The Church does not need to choose between participation and transcendence, between Vatican II and tradition, between simplicity and splendor. These are false oppositions born of misunderstanding. Sacred art does not distract from worship; it directs the soul toward it. When the faithful lift their eyes and see Christ, His Mother, and the saints gathered around the altar, they are reminded that the liturgy is not self-referential. It is heavenly.
To restore beauty is not to retreat into the past. It is to reclaim a language the Church has always spoken — and one the modern world, starved for meaning, is still able to understand.
Footnotes & Citations
Robin Margaret Jensen, Understanding Early Christian Art (Routledge, 2000). Paul Evdokimov, The Art of the Icon: A Theology of Beauty (St. Vladimir’s Seminary Press, 1990). St. John of Damascus, On the Divine Images, First Apology.
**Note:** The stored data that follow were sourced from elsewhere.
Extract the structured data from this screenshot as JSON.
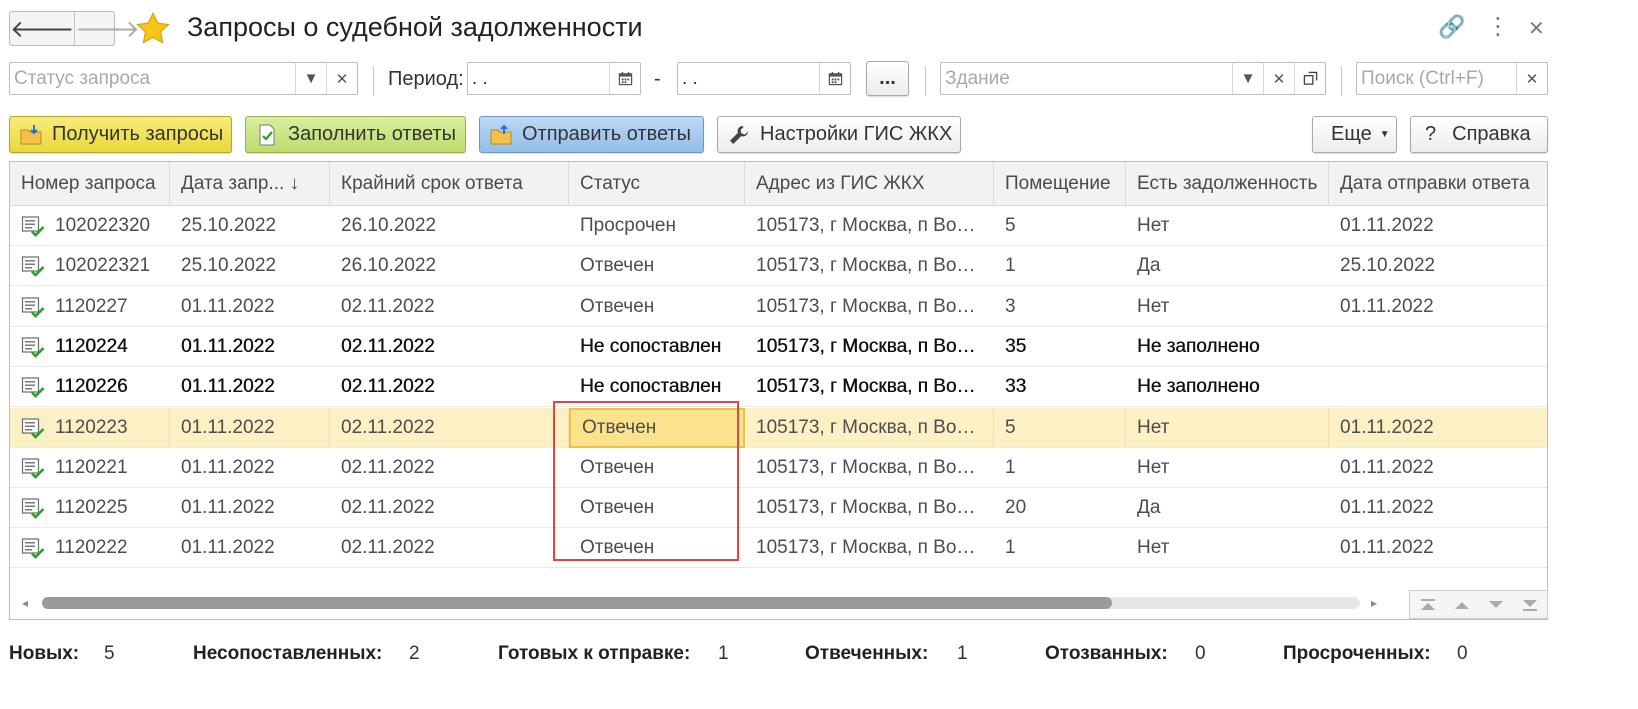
{
  "window": {
    "title": "Запросы о судебной задолженности",
    "back_glyph": "🡐",
    "forward_glyph": "🡒",
    "link_glyph": "🔗",
    "more_glyph": "⋮",
    "close_glyph": "✕"
  },
  "filters": {
    "status_placeholder": "Статус запроса",
    "period_label": "Период:",
    "period_from": " .  .",
    "period_dash": "-",
    "period_to": " .  .",
    "period_more": "...",
    "building_placeholder": "Здание",
    "search_placeholder": "Поиск (Ctrl+F)"
  },
  "commands": {
    "get_requests": "Получить запросы",
    "fill_answers": "Заполнить ответы",
    "send_answers": "Отправить ответы",
    "gis_settings": "Настройки ГИС ЖКХ",
    "more": "Еще",
    "help": "Справка",
    "help_glyph": "?"
  },
  "table": {
    "columns": [
      "Номер запроса",
      "Дата запр... ↓",
      "Крайний срок ответа",
      "Статус",
      "Адрес из ГИС ЖКХ",
      "Помещение",
      "Есть задолженность",
      "Дата отправки ответа"
    ],
    "rows": [
      [
        "102022320",
        "25.10.2022",
        "26.10.2022",
        "Просрочен",
        "105173, г Москва, п Во…",
        "5",
        "Нет",
        "01.11.2022"
      ],
      [
        "102022321",
        "25.10.2022",
        "26.10.2022",
        "Отвечен",
        "105173, г Москва, п Во…",
        "1",
        "Да",
        "25.10.2022"
      ],
      [
        "1120227",
        "01.11.2022",
        "02.11.2022",
        "Отвечен",
        "105173, г Москва, п Во…",
        "3",
        "Нет",
        "01.11.2022"
      ],
      [
        "1120224",
        "01.11.2022",
        "02.11.2022",
        "Не сопоставлен",
        "105173, г Москва, п Во…",
        "35",
        "Не заполнено",
        ""
      ],
      [
        "1120226",
        "01.11.2022",
        "02.11.2022",
        "Не сопоставлен",
        "105173, г Москва, п Во…",
        "33",
        "Не заполнено",
        ""
      ],
      [
        "1120223",
        "01.11.2022",
        "02.11.2022",
        "Отвечен",
        "105173, г Москва, п Во…",
        "5",
        "Нет",
        "01.11.2022"
      ],
      [
        "1120221",
        "01.11.2022",
        "02.11.2022",
        "Отвечен",
        "105173, г Москва, п Во…",
        "1",
        "Нет",
        "01.11.2022"
      ],
      [
        "1120225",
        "01.11.2022",
        "02.11.2022",
        "Отвечен",
        "105173, г Москва, п Во…",
        "20",
        "Да",
        "01.11.2022"
      ],
      [
        "1120222",
        "01.11.2022",
        "02.11.2022",
        "Отвечен",
        "105173, г Москва, п Во…",
        "1",
        "Нет",
        "01.11.2022"
      ]
    ],
    "bold_rows": [
      3,
      4
    ],
    "selected_row": 5,
    "focused_column": 3
  },
  "footer": {
    "new_label": "Новых:",
    "new_value": "5",
    "unmatched_label": "Несопоставленных:",
    "unmatched_value": "2",
    "ready_label": "Готовых к отправке:",
    "ready_value": "1",
    "answered_label": "Отвеченных:",
    "answered_value": "1",
    "revoked_label": "Отозванных:",
    "revoked_value": "0",
    "overdue_label": "Просроченных:",
    "overdue_value": "0"
  },
  "colors": {
    "accent_star": "#f5c518",
    "selected_row": "#fbf1c5",
    "highlight_frame": "#e04444"
  }
}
St. Gregory the Great, Epistle XI.13. Council of Trent, Session XXV, Decree on the Invocation, Veneration, and Relics of Saints, and on Sacred Images. Second Vatican Council, Sacrosanctum Concilium, §122–129. Pew Research Center, Religious Landscape Study (2014, updated analyses). Stephen Bullivant, Mass Exodus: Catholic Disaffiliation in Britain and America (Oxford University Press, 2019); also observations from the National Study of Youth and Religion. St. Thomas Aquinas, Summa Theologiae, I, q.39, a.8. St. John Paul II, Letter to Artists (1999).